BaraDwipa: Energi Kotor Kuasai Sumatera

“Pancasila itukan, setahu Ibu, Undang-Undang ko adil dan beradab, tetapi kenyataan di Ibu, adil dan biadab,” ucap Ibu dalam cuplikan film BaraDwipa.

Film garapan Watchdoc Documentary ini menjahit cerita-cerita yang dialami warga di sekitar lokasi Pembangkit Lstrik Tenaga Uap (PLTU). Mulai dari desa di Aceh, tepatnya di Suak Puntong. Abu hitam nampak selimuti rumah warga yang sudah lama ia tinggalkan. Desa tersebut terancam menjadi desa mati. Alhasil, warganya terpaksa menerima ganti rugi dari perusahaan sebab tak sanggup melawan.

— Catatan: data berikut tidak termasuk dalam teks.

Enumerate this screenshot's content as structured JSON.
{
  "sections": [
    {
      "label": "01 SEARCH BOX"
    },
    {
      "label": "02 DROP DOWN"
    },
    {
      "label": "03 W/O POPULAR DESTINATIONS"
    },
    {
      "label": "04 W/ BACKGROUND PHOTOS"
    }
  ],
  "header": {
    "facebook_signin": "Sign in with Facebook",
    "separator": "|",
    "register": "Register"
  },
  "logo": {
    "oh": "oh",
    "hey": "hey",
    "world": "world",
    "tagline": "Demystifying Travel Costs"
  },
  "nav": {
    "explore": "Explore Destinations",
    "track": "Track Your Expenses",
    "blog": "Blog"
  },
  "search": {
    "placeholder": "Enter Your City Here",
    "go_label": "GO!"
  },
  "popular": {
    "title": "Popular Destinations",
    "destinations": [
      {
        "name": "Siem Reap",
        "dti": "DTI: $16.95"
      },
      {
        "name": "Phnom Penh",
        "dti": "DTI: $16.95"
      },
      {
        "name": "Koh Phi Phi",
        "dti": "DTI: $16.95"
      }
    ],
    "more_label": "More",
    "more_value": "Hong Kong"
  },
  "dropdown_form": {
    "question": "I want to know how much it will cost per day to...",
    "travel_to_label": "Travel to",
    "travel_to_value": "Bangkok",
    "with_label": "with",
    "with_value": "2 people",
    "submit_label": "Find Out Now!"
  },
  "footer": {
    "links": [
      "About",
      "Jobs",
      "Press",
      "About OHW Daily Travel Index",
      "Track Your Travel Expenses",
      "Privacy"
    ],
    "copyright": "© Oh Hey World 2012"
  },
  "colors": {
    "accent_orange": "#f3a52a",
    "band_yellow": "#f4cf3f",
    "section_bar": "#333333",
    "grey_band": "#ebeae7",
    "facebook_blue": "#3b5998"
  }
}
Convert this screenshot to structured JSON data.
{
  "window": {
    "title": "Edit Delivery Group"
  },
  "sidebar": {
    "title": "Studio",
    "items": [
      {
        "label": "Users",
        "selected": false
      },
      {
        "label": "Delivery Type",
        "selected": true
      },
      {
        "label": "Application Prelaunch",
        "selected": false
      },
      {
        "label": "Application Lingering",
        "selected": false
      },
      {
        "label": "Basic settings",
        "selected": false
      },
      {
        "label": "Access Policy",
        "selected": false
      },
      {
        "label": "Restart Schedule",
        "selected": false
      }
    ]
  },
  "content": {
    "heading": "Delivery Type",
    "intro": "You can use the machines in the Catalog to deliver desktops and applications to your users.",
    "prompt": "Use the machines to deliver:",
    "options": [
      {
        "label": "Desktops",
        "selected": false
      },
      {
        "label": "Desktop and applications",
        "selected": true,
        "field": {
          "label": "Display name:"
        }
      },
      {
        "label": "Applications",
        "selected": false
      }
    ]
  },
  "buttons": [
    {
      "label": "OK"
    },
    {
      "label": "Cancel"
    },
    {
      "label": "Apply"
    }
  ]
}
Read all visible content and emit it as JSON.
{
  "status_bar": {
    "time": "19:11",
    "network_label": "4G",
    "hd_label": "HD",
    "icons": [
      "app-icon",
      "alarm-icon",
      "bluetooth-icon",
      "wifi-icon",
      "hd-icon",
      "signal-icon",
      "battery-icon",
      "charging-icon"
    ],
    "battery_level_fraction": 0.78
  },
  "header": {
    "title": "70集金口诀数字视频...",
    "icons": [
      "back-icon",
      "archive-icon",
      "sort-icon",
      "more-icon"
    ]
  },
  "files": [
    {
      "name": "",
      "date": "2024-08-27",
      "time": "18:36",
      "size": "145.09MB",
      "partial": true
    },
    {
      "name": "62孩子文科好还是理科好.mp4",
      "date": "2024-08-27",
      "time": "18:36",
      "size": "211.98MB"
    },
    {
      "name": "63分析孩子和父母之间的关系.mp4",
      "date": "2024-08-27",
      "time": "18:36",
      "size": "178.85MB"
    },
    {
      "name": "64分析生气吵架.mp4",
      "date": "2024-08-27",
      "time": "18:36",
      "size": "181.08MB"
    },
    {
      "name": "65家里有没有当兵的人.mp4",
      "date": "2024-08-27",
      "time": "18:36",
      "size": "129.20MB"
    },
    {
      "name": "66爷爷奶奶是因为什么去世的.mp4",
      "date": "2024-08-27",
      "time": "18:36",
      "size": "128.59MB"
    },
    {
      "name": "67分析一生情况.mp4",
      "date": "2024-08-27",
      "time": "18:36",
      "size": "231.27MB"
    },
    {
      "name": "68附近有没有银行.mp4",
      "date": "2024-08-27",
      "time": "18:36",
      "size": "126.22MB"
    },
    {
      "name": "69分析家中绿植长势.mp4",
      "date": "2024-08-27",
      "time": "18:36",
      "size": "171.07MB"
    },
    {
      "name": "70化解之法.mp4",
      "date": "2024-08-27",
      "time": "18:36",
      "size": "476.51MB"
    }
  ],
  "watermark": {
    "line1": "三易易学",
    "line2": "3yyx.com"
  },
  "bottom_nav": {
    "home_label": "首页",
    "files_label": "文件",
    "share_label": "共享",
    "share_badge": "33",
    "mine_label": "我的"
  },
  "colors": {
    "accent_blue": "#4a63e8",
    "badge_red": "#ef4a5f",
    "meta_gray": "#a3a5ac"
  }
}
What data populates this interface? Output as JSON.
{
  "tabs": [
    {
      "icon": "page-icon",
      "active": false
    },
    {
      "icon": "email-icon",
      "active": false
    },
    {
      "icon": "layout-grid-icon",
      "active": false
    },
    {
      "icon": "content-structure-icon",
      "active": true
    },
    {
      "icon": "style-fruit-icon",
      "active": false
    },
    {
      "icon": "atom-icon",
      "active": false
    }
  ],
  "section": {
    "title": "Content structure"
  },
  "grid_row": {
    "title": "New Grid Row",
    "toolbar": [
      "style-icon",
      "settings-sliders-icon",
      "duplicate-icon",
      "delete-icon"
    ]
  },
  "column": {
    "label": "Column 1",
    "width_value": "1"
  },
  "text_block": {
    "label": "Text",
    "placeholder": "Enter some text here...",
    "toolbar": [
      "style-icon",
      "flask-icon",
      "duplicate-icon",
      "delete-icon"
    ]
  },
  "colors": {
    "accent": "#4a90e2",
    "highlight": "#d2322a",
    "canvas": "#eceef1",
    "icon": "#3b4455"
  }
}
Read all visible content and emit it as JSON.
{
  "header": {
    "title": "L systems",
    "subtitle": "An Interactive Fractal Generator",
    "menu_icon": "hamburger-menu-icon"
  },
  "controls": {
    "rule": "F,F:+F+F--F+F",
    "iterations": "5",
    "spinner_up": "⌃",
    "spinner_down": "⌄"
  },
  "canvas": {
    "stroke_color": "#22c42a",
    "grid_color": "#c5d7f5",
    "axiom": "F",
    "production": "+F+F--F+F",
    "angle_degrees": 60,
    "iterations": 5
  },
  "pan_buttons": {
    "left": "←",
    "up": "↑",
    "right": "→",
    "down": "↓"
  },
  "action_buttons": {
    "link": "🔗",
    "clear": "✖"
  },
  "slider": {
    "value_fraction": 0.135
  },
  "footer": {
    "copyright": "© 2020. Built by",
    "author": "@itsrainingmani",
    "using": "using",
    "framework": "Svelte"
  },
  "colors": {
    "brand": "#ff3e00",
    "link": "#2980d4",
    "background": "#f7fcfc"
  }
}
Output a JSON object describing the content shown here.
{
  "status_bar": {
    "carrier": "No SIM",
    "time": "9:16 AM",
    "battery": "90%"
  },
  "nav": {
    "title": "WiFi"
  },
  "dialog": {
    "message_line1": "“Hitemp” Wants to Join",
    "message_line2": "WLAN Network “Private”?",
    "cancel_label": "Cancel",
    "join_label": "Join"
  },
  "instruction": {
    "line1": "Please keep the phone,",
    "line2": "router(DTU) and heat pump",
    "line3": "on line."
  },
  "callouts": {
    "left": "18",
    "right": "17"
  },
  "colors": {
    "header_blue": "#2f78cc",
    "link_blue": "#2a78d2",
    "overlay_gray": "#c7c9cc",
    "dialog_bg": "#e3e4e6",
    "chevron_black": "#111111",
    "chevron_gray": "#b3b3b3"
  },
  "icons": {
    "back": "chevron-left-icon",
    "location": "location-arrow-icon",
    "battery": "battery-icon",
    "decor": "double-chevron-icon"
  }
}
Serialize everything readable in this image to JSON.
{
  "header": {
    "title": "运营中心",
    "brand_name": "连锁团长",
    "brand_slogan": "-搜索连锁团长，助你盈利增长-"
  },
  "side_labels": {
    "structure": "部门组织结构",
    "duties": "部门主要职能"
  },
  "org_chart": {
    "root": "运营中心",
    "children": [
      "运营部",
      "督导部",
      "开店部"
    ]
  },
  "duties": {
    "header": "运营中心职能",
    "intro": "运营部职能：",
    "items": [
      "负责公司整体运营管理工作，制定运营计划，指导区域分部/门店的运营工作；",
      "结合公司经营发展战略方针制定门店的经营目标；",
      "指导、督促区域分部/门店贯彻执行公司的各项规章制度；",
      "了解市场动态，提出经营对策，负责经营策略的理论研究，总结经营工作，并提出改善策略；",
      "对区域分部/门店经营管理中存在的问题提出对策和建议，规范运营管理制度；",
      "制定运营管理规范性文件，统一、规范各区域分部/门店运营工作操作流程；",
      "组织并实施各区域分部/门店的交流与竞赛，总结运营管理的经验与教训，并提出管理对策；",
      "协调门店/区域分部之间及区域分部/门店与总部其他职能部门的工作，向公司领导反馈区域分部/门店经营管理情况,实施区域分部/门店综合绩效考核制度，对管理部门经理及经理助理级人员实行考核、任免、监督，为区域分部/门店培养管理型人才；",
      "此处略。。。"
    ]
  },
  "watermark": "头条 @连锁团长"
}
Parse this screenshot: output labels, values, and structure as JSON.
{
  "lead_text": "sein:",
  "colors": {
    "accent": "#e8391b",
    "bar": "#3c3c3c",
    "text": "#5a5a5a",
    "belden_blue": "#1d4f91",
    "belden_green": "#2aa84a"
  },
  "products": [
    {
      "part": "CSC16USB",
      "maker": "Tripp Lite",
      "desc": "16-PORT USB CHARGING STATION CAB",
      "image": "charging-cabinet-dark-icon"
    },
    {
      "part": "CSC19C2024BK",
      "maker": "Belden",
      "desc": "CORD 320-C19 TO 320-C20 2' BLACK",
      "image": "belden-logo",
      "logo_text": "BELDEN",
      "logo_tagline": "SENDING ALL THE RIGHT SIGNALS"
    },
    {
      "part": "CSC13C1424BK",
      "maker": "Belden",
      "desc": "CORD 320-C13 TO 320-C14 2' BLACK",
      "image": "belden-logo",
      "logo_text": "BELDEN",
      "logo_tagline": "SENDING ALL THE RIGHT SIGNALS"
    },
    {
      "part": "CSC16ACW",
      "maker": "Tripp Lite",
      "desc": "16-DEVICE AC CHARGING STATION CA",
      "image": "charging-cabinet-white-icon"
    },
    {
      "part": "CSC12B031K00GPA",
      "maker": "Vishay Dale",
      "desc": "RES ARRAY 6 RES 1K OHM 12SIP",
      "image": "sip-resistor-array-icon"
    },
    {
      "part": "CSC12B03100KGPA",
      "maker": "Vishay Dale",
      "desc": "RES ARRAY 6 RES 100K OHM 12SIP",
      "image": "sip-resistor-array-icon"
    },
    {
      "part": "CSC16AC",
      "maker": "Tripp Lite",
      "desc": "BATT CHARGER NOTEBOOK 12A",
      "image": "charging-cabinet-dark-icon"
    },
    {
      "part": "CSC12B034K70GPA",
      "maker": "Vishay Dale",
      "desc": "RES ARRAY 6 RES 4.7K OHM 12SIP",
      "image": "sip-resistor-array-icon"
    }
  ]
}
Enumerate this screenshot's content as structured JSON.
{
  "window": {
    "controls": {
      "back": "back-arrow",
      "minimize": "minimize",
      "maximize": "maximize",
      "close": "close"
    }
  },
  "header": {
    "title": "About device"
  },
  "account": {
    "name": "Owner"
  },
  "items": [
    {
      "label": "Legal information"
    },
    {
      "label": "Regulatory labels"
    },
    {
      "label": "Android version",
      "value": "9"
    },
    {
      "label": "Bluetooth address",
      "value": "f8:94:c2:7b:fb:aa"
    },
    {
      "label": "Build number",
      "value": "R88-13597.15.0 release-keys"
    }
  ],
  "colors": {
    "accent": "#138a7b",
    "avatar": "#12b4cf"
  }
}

Dari Aceh, penonton dibawa ke Pangkalan Susu, Sumatera Utara. Banyak warga yang beralih profesi menjadi kuli karena lautnya yang sudah tak berisi. Dody Susanto, salah satu warga Pangkalan Susu sebarkan jaring-jaring di Pulau Sembilan. Saat diangkat, tak satupun ikan atau udang yang biasa ia dapati tersangkut di jaring.

Selanjutnya, beralih ke cerita warga Sijantang Koto yang ada di Sumatera Barat. Masyarakat di sana bertahan dengan penyakit pernapasan yang dialami warga sekitar. Sebanyak 76 persen anak-anak dinyatakan paru-parunya telah rusak.

Sementara itu, kebun milik warga di sekitar Teluk Sepang di Bengkulu tergenang air. Hal ini disebabkan saluran air yang ditutup oleh PLTU tersebut. Lebih parah, puluhan penyu mati terdampar di pesisir pantai Teluk Sepang, juga terjadi. Sebabnya pun karena perusahaan tersebut membuang limbah cair ke laut tanpa izin.

Melihat ke Sungai Musi yang berada di Sumatera Selatan, di sana juga terkena dampaknya. Perairan ini menjadi jalur angkut batubara oleh kapal tongkang. Akibatnya, ekosistem sungai tercemar.

Walaupun memiliki gambaran yang sama dengan Sexy Killer sebelumnya, klimaks film ini berbeda. Dalam karya tersebut menjelaskan bagaimana bank-bank di China memberikan pinjaman kepada perusahaan tambang batubara di Indonesia. Watchdoc juga jelaskan bagaimana peran aktif China pada PLTU yang ada di dunia hingga hampir dikuasai oleh negara adikuasi potensial tersebut.

Kunni Masrohanti selaku Dewan Daerah Wakhi Riau, ceritakan juga fakta yang lebih dekat. Seperti yang terjadi di PLTU Tenayan Raya. Perusahaan tambang ini menimbulkan limbah buih di Sungai Siak. Kebisingan yang disebabkan oleh aktivitas PLTU juga menganggu penduduk sekitar.

Tidak hanya PLTU Tenayan Raya, ada juga pertambangan batubara yang berada di Pangkalan Kapas, Kampar Kiri Hulu. Keadaan di lokasi tersebut dipenuhi lobang akibat penggerukan.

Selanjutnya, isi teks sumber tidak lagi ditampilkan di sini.